Le contraste est saisissant. Dimanche soir, Barack Obama apparaît, l'air grave, sur tous les écrans des Etats-Unis pour délivrer une nouvelle tonitruante: Ben Laden a été tué au cours d'une opération militaire américaine. Dimanche matin, le chef d'Etat, dans une performance digne d'un stand up comique, faisait rire les journalistes au diner annuel des correspondants à Washington et tentait de tordre le cou aux mauvais sondages. Et pourtant, le président savait à ce moment là que ses hommes étaient partis en mission sur le sol pakistanais dans le but de capturer le terroriste le plus recherché du monde. Retour sur un coup minutieusement préparé.
Lors de son intervention dimanche soir, Barack Obama a révélé avoir été mis au courant par son équipe de renseignement en août dernier de la possibilité d'une piste menant à Ben Laden. "Il a fallu plusieurs mois pour remonter ce fil. J'ai rencontré mon équipe de sécurité nationale à de nombreuses reprises pour développer davantage de renseignements relatifs à une localisation de Ben Laden dans un complexe de bâtiments en plein coeur du Pakistan", a-t-il ajouté. "Et finalement, la semaine dernière, j'ai déterminé que nous avions suffisamment de renseignements pour agir, et ai autorisé une opération destinée à capturer Oussama Ben Laden et à le présenter devant la justice", a encore dit le président.
Le 29 avril, Obama donne son feu vert
Obama a donné son feu vert au commando vendredi 29 avril, tôt le matin. Ensuite, le président a continué sa vie de locataire de la Maison blanche: visite dans le sud des Etats-Unis pour voir les victimes des tornades dévastatrices, rédaction d'un communiqué pour souhaiter "toute une vie de bonheur" au Prince William et à Kate Middleton, annonce de nouvelles sanctions contre le frère de Bachar el Assad, ou encore voyage à Cap Canaveral en Floride pour assister au lancement d'une navette qui n'a finalement pas eu lieu.

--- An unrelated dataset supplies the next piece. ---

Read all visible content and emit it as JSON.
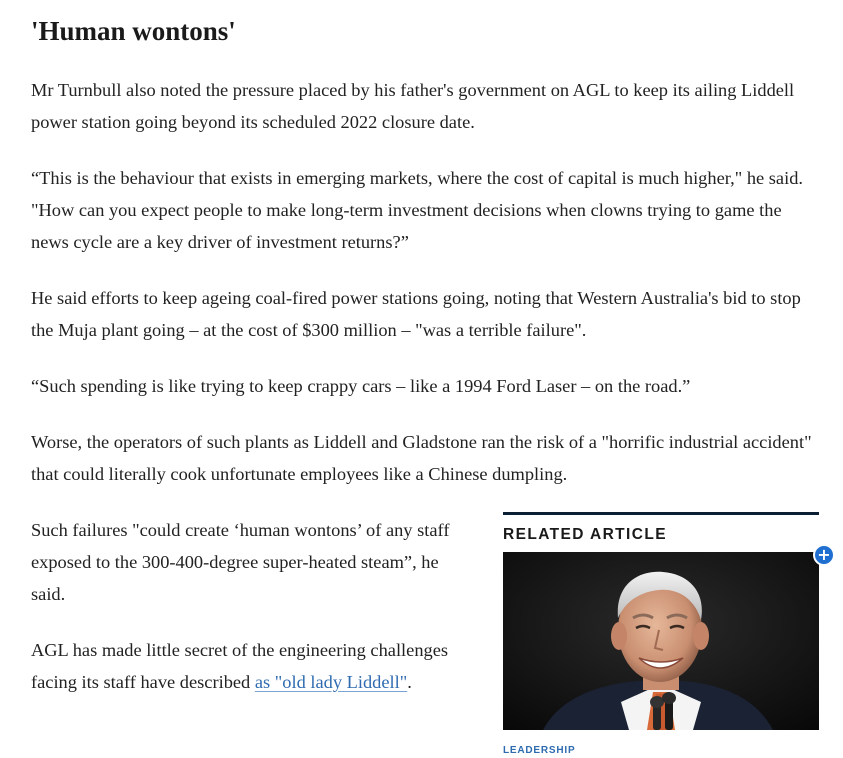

Le dimanche, alors que les forces spéciales sont en train d'effectuer les derniers réglages de l'opération, Barack Obama se rend au diner annuel des correspondants étrangers aux Etats-Unis, une institution à Washington à laquelle de nombreuses stars participent. Là, le président fait le show. Mal en point depuis la défaite aux élections de mi-mandat, celui qui s'est déclaré candidat pour l'élection présidentielle de 2012 a réalisé un véritable pied de nez à tous les journalistes qui le suivent et à l'opinion. Aux prises avec les rumeurs sur son lieu de naissance, alimenté par des républicains très conservateurs, dont Donald Trump, il met les pendules à l'heure.

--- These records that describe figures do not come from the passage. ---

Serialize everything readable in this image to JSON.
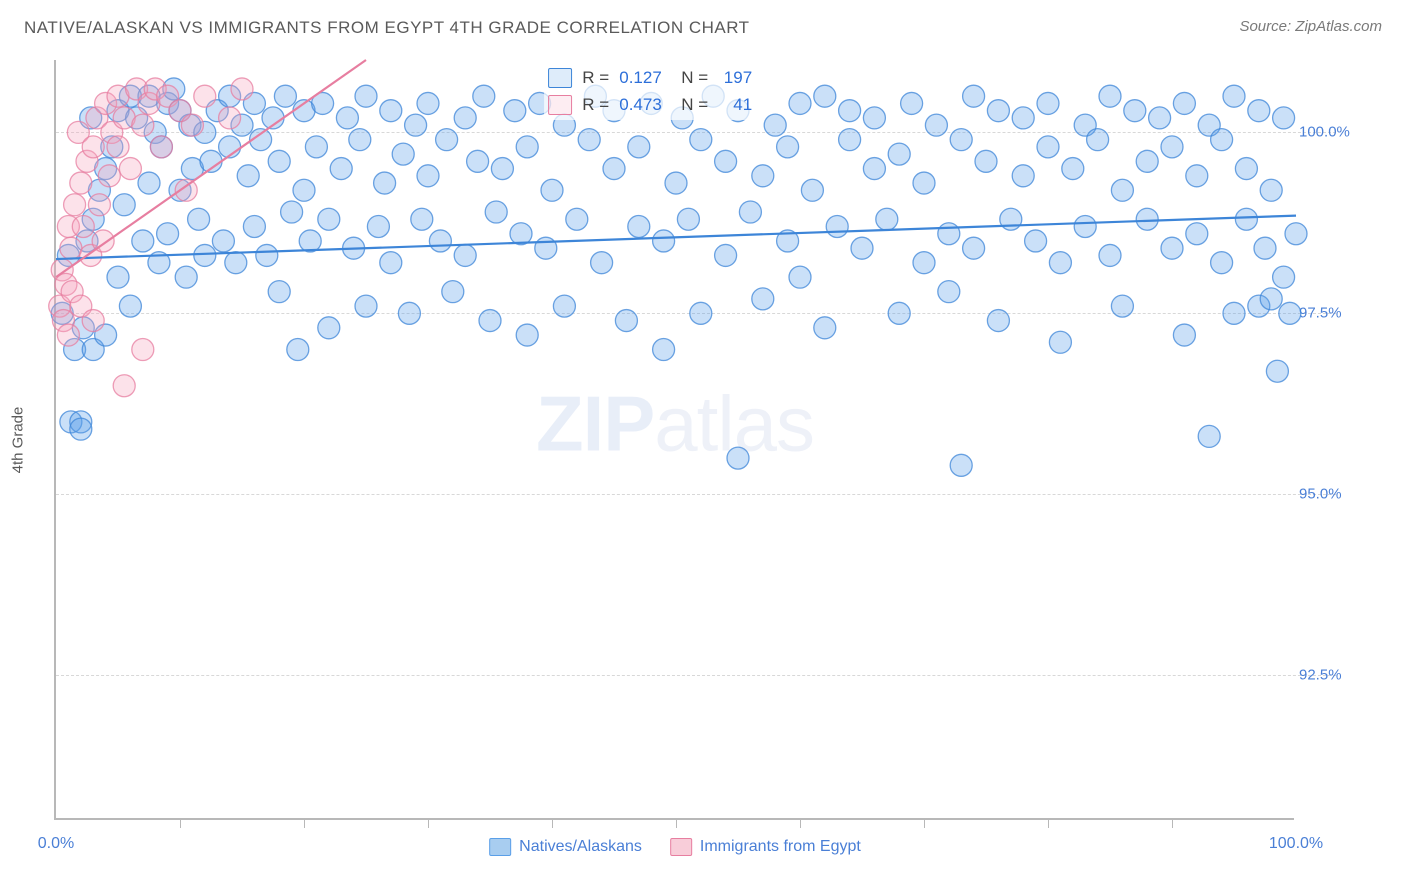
{
  "header": {
    "title": "NATIVE/ALASKAN VS IMMIGRANTS FROM EGYPT 4TH GRADE CORRELATION CHART",
    "source": "Source: ZipAtlas.com"
  },
  "chart": {
    "type": "scatter",
    "ylabel": "4th Grade",
    "watermark_bold": "ZIP",
    "watermark_rest": "atlas",
    "xlim": [
      0,
      100
    ],
    "ylim": [
      90.5,
      101.0
    ],
    "yticks": [
      {
        "v": 92.5,
        "label": "92.5%"
      },
      {
        "v": 95.0,
        "label": "95.0%"
      },
      {
        "v": 97.5,
        "label": "97.5%"
      },
      {
        "v": 100.0,
        "label": "100.0%"
      }
    ],
    "xticks_minor": [
      10,
      20,
      30,
      40,
      50,
      60,
      70,
      80,
      90
    ],
    "xticks_labeled": [
      {
        "v": 0,
        "label": "0.0%"
      },
      {
        "v": 100,
        "label": "100.0%"
      }
    ],
    "marker_radius": 11,
    "marker_fill_opacity": 0.32,
    "marker_stroke_opacity": 0.75,
    "marker_stroke_width": 1.3,
    "line_width": 2.2,
    "grid_color": "#d8d8d8",
    "axis_color": "#b8b8b8",
    "background_color": "#ffffff",
    "text_color_axis": "#4a7fd6",
    "series": [
      {
        "name": "Natives/Alaskans",
        "color": "#5a9fe8",
        "stroke": "#3d85d8",
        "R": "0.127",
        "N": "197",
        "trend": {
          "x1": 0,
          "y1": 98.25,
          "x2": 100,
          "y2": 98.85
        },
        "points": [
          [
            0.5,
            97.5
          ],
          [
            1,
            98.3
          ],
          [
            1.2,
            96.0
          ],
          [
            1.5,
            97.0
          ],
          [
            2,
            96.0
          ],
          [
            2,
            95.9
          ],
          [
            2.2,
            97.3
          ],
          [
            2.5,
            98.5
          ],
          [
            2.8,
            100.2
          ],
          [
            3,
            97.0
          ],
          [
            3,
            98.8
          ],
          [
            3.5,
            99.2
          ],
          [
            4,
            99.5
          ],
          [
            4,
            97.2
          ],
          [
            4.5,
            99.8
          ],
          [
            5,
            100.3
          ],
          [
            5,
            98.0
          ],
          [
            5.5,
            99.0
          ],
          [
            6,
            100.5
          ],
          [
            6,
            97.6
          ],
          [
            6.5,
            100.2
          ],
          [
            7,
            98.5
          ],
          [
            7.5,
            99.3
          ],
          [
            7.5,
            100.5
          ],
          [
            8,
            100.0
          ],
          [
            8.3,
            98.2
          ],
          [
            8.5,
            99.8
          ],
          [
            9,
            100.4
          ],
          [
            9,
            98.6
          ],
          [
            9.5,
            100.6
          ],
          [
            10,
            99.2
          ],
          [
            10,
            100.3
          ],
          [
            10.5,
            98.0
          ],
          [
            10.8,
            100.1
          ],
          [
            11,
            99.5
          ],
          [
            11.5,
            98.8
          ],
          [
            12,
            100.0
          ],
          [
            12,
            98.3
          ],
          [
            12.5,
            99.6
          ],
          [
            13,
            100.3
          ],
          [
            13.5,
            98.5
          ],
          [
            14,
            99.8
          ],
          [
            14,
            100.5
          ],
          [
            14.5,
            98.2
          ],
          [
            15,
            100.1
          ],
          [
            15.5,
            99.4
          ],
          [
            16,
            98.7
          ],
          [
            16,
            100.4
          ],
          [
            16.5,
            99.9
          ],
          [
            17,
            98.3
          ],
          [
            17.5,
            100.2
          ],
          [
            18,
            97.8
          ],
          [
            18,
            99.6
          ],
          [
            18.5,
            100.5
          ],
          [
            19,
            98.9
          ],
          [
            19.5,
            97.0
          ],
          [
            20,
            100.3
          ],
          [
            20,
            99.2
          ],
          [
            20.5,
            98.5
          ],
          [
            21,
            99.8
          ],
          [
            21.5,
            100.4
          ],
          [
            22,
            97.3
          ],
          [
            22,
            98.8
          ],
          [
            23,
            99.5
          ],
          [
            23.5,
            100.2
          ],
          [
            24,
            98.4
          ],
          [
            24.5,
            99.9
          ],
          [
            25,
            97.6
          ],
          [
            25,
            100.5
          ],
          [
            26,
            98.7
          ],
          [
            26.5,
            99.3
          ],
          [
            27,
            100.3
          ],
          [
            27,
            98.2
          ],
          [
            28,
            99.7
          ],
          [
            28.5,
            97.5
          ],
          [
            29,
            100.1
          ],
          [
            29.5,
            98.8
          ],
          [
            30,
            99.4
          ],
          [
            30,
            100.4
          ],
          [
            31,
            98.5
          ],
          [
            31.5,
            99.9
          ],
          [
            32,
            97.8
          ],
          [
            33,
            100.2
          ],
          [
            33,
            98.3
          ],
          [
            34,
            99.6
          ],
          [
            34.5,
            100.5
          ],
          [
            35,
            97.4
          ],
          [
            35.5,
            98.9
          ],
          [
            36,
            99.5
          ],
          [
            37,
            100.3
          ],
          [
            37.5,
            98.6
          ],
          [
            38,
            97.2
          ],
          [
            38,
            99.8
          ],
          [
            39,
            100.4
          ],
          [
            39.5,
            98.4
          ],
          [
            40,
            99.2
          ],
          [
            41,
            100.1
          ],
          [
            41,
            97.6
          ],
          [
            42,
            98.8
          ],
          [
            43,
            99.9
          ],
          [
            43.5,
            100.5
          ],
          [
            44,
            98.2
          ],
          [
            45,
            99.5
          ],
          [
            45,
            100.3
          ],
          [
            46,
            97.4
          ],
          [
            47,
            98.7
          ],
          [
            47,
            99.8
          ],
          [
            48,
            100.4
          ],
          [
            49,
            97.0
          ],
          [
            49,
            98.5
          ],
          [
            50,
            99.3
          ],
          [
            50.5,
            100.2
          ],
          [
            51,
            98.8
          ],
          [
            52,
            97.5
          ],
          [
            52,
            99.9
          ],
          [
            53,
            100.5
          ],
          [
            54,
            98.3
          ],
          [
            54,
            99.6
          ],
          [
            55,
            95.5
          ],
          [
            55,
            100.3
          ],
          [
            56,
            98.9
          ],
          [
            57,
            97.7
          ],
          [
            57,
            99.4
          ],
          [
            58,
            100.1
          ],
          [
            59,
            98.5
          ],
          [
            59,
            99.8
          ],
          [
            60,
            100.4
          ],
          [
            60,
            98.0
          ],
          [
            61,
            99.2
          ],
          [
            62,
            97.3
          ],
          [
            62,
            100.5
          ],
          [
            63,
            98.7
          ],
          [
            64,
            99.9
          ],
          [
            64,
            100.3
          ],
          [
            65,
            98.4
          ],
          [
            66,
            99.5
          ],
          [
            66,
            100.2
          ],
          [
            67,
            98.8
          ],
          [
            68,
            97.5
          ],
          [
            68,
            99.7
          ],
          [
            69,
            100.4
          ],
          [
            70,
            98.2
          ],
          [
            70,
            99.3
          ],
          [
            71,
            100.1
          ],
          [
            72,
            97.8
          ],
          [
            72,
            98.6
          ],
          [
            73,
            99.9
          ],
          [
            73,
            95.4
          ],
          [
            74,
            100.5
          ],
          [
            74,
            98.4
          ],
          [
            75,
            99.6
          ],
          [
            76,
            100.3
          ],
          [
            76,
            97.4
          ],
          [
            77,
            98.8
          ],
          [
            78,
            99.4
          ],
          [
            78,
            100.2
          ],
          [
            79,
            98.5
          ],
          [
            80,
            99.8
          ],
          [
            80,
            100.4
          ],
          [
            81,
            97.1
          ],
          [
            81,
            98.2
          ],
          [
            82,
            99.5
          ],
          [
            83,
            100.1
          ],
          [
            83,
            98.7
          ],
          [
            84,
            99.9
          ],
          [
            85,
            100.5
          ],
          [
            85,
            98.3
          ],
          [
            86,
            97.6
          ],
          [
            86,
            99.2
          ],
          [
            87,
            100.3
          ],
          [
            88,
            98.8
          ],
          [
            88,
            99.6
          ],
          [
            89,
            100.2
          ],
          [
            90,
            98.4
          ],
          [
            90,
            99.8
          ],
          [
            91,
            100.4
          ],
          [
            91,
            97.2
          ],
          [
            92,
            98.6
          ],
          [
            92,
            99.4
          ],
          [
            93,
            100.1
          ],
          [
            93,
            95.8
          ],
          [
            94,
            98.2
          ],
          [
            94,
            99.9
          ],
          [
            95,
            100.5
          ],
          [
            95,
            97.5
          ],
          [
            96,
            98.8
          ],
          [
            96,
            99.5
          ],
          [
            97,
            100.3
          ],
          [
            97,
            97.6
          ],
          [
            97.5,
            98.4
          ],
          [
            98,
            97.7
          ],
          [
            98,
            99.2
          ],
          [
            98.5,
            96.7
          ],
          [
            99,
            100.2
          ],
          [
            99,
            98.0
          ],
          [
            99.5,
            97.5
          ],
          [
            100,
            98.6
          ]
        ]
      },
      {
        "name": "Immigrants from Egypt",
        "color": "#f5a6bd",
        "stroke": "#e77ea0",
        "R": "0.473",
        "N": "41",
        "trend": {
          "x1": 0,
          "y1": 98.0,
          "x2": 25,
          "y2": 101.0
        },
        "points": [
          [
            0.3,
            97.6
          ],
          [
            0.5,
            98.1
          ],
          [
            0.6,
            97.4
          ],
          [
            0.8,
            97.9
          ],
          [
            1,
            98.7
          ],
          [
            1,
            97.2
          ],
          [
            1.2,
            98.4
          ],
          [
            1.3,
            97.8
          ],
          [
            1.5,
            99.0
          ],
          [
            1.8,
            100.0
          ],
          [
            2,
            97.6
          ],
          [
            2,
            99.3
          ],
          [
            2.2,
            98.7
          ],
          [
            2.5,
            99.6
          ],
          [
            2.8,
            98.3
          ],
          [
            3,
            99.8
          ],
          [
            3,
            97.4
          ],
          [
            3.3,
            100.2
          ],
          [
            3.5,
            99.0
          ],
          [
            3.8,
            98.5
          ],
          [
            4,
            100.4
          ],
          [
            4.3,
            99.4
          ],
          [
            4.5,
            100.0
          ],
          [
            5,
            100.5
          ],
          [
            5,
            99.8
          ],
          [
            5.5,
            100.2
          ],
          [
            5.5,
            96.5
          ],
          [
            6,
            99.5
          ],
          [
            6.5,
            100.6
          ],
          [
            7,
            100.1
          ],
          [
            7,
            97.0
          ],
          [
            7.5,
            100.4
          ],
          [
            8,
            100.6
          ],
          [
            8.5,
            99.8
          ],
          [
            9,
            100.5
          ],
          [
            10,
            100.3
          ],
          [
            10.5,
            99.2
          ],
          [
            11,
            100.1
          ],
          [
            12,
            100.5
          ],
          [
            14,
            100.2
          ],
          [
            15,
            100.6
          ]
        ]
      }
    ],
    "legend_bottom": [
      {
        "label": "Natives/Alaskans",
        "fill": "#a8cdf0",
        "stroke": "#5a9fe8"
      },
      {
        "label": "Immigrants from Egypt",
        "fill": "#f8cdd9",
        "stroke": "#e77ea0"
      }
    ]
  }
}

Le pied de nez est total quand on sait, rétrospectivement, qu'Obama était à 24 heures de faire l'annonce la plus importante qu'un président américain ait pu faire en 15 ans. Et son service de presse a su faire monter la pression. Vers 22h00, heures locales, les journalistes ont été alertés d'une intervention présidentielle. Le directeur de la communication de la Maison blanche se refuse, surTwitter, de dire de quoi il est question, maintenant le suspense. Tout ce que les journalistes savent, c'est l'importance de l'événement. Après des fuites dix minutes avant son allocution et après avoir téléphoné à de nombreux chefs d'Etat, le président des Etats-Unis arrive dans un salon de l'aile est de sa résidence pour parler devant les caméras... Les observateurs s'accordent déjà à dire que ce succès de sa présidence pourrait lui garantir sa réélection.